巴黎的夜色,充斥着古老的路灯、景点的射灯,枯黄的树穿插其中,它们交织融合在云朵下,成了暗夜里高冷的香槟金。
这座14世纪就落成的巴黎主教堂,正面的钟楼是哥特式教堂少见的平直方顶,加之巨大的圆形西玫瑰彩色玻璃窗,成了圣母院闻名于世的形象。
看到它的正面时,笔者首先想起的是《狙魔人》,电影里那个雷电交加的夜空下,凡赫辛牵着怪物海德博士,从圣母院顶纵身一跃而下的画面。
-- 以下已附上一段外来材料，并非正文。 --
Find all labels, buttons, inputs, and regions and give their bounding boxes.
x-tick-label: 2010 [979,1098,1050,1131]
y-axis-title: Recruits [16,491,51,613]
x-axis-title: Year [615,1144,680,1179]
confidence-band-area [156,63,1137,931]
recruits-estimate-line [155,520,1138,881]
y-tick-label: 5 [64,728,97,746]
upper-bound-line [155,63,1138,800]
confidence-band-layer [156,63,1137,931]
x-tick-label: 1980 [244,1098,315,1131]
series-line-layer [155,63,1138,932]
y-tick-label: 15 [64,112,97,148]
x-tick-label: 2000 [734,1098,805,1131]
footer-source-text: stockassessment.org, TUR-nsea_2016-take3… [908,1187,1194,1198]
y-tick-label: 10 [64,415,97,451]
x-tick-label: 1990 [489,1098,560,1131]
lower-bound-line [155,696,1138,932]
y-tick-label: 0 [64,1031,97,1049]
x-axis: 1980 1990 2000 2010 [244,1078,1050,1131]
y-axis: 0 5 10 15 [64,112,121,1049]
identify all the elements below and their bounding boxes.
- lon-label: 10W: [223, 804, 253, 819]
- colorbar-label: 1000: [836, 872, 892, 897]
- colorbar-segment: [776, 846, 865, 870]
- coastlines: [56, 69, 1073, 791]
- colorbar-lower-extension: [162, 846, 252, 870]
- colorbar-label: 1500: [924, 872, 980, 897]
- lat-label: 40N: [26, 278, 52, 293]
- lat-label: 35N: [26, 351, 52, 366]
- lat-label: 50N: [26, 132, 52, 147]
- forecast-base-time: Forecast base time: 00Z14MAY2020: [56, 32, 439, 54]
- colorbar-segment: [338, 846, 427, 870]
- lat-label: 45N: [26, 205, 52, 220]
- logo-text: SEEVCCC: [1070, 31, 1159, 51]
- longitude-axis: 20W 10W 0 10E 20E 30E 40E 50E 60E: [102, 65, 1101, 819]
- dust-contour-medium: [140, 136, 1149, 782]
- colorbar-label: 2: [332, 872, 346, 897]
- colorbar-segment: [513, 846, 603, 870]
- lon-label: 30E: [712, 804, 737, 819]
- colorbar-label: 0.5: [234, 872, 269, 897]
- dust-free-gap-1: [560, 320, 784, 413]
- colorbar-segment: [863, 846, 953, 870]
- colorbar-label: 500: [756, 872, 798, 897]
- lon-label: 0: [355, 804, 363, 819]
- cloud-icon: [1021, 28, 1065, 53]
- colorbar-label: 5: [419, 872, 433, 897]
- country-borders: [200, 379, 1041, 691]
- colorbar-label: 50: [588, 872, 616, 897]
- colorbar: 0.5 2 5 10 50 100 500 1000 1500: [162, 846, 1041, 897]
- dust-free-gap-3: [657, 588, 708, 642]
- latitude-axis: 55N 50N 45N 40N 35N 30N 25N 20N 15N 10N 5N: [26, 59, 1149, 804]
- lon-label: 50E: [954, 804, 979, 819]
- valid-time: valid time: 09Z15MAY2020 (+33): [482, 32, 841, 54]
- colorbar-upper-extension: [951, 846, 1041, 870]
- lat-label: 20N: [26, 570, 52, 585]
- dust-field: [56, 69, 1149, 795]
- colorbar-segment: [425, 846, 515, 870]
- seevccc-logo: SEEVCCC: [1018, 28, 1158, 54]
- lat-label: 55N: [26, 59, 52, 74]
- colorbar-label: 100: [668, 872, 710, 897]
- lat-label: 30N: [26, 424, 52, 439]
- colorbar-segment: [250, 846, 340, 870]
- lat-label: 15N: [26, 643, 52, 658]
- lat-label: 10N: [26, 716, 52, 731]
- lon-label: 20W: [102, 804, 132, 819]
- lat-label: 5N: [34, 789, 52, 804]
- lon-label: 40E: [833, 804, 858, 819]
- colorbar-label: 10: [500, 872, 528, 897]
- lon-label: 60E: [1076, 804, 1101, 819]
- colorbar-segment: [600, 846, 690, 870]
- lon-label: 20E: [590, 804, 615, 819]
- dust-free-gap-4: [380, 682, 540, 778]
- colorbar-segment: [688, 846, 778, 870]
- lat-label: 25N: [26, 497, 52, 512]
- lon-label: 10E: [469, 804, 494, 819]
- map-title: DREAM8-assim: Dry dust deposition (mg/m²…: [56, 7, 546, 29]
雨果让世人认识了巴黎圣母院,一如巴黎圣母院让我知道了《钟楼怪人》。
哥特式教堂的诗意和神秘,如此让人着迷,雨果为它写了故事,而笔者想写却言辞匮乏且名不见经传。
哥特教堂刚劲线条下,深邃能藏下太多的故事。
走在夜下的圣母院旁,我们错失了阳光下熠熠生辉的外立面,错失了折射着缤纷光影的玻璃窗,错失教堂里的圣母圣婴,同样的还错失了一场无法预知的巴赫音乐会——直到看见教堂前的海报。
当教堂里这座管风琴奏响,6000根齐鸣的音管喷发出庄严的巴洛克音乐,于笔者的魅力已然超越了这些浮华外表。
然而这些都这是想象,也许只能靠想象了。
游走到人迹罕至的侧后方,静静欣赏着那些密集而整齐的浮雕、飞扶壁和塔尖,那些哥特教堂的庄严、气势和魅力。
很多残破古建筑的翻修举步维艰,不知圣母院经此一劫,能否抹平烈火试炼的印记涅槃重生,亦或是成了另一座圣家堂?(永远也修不完)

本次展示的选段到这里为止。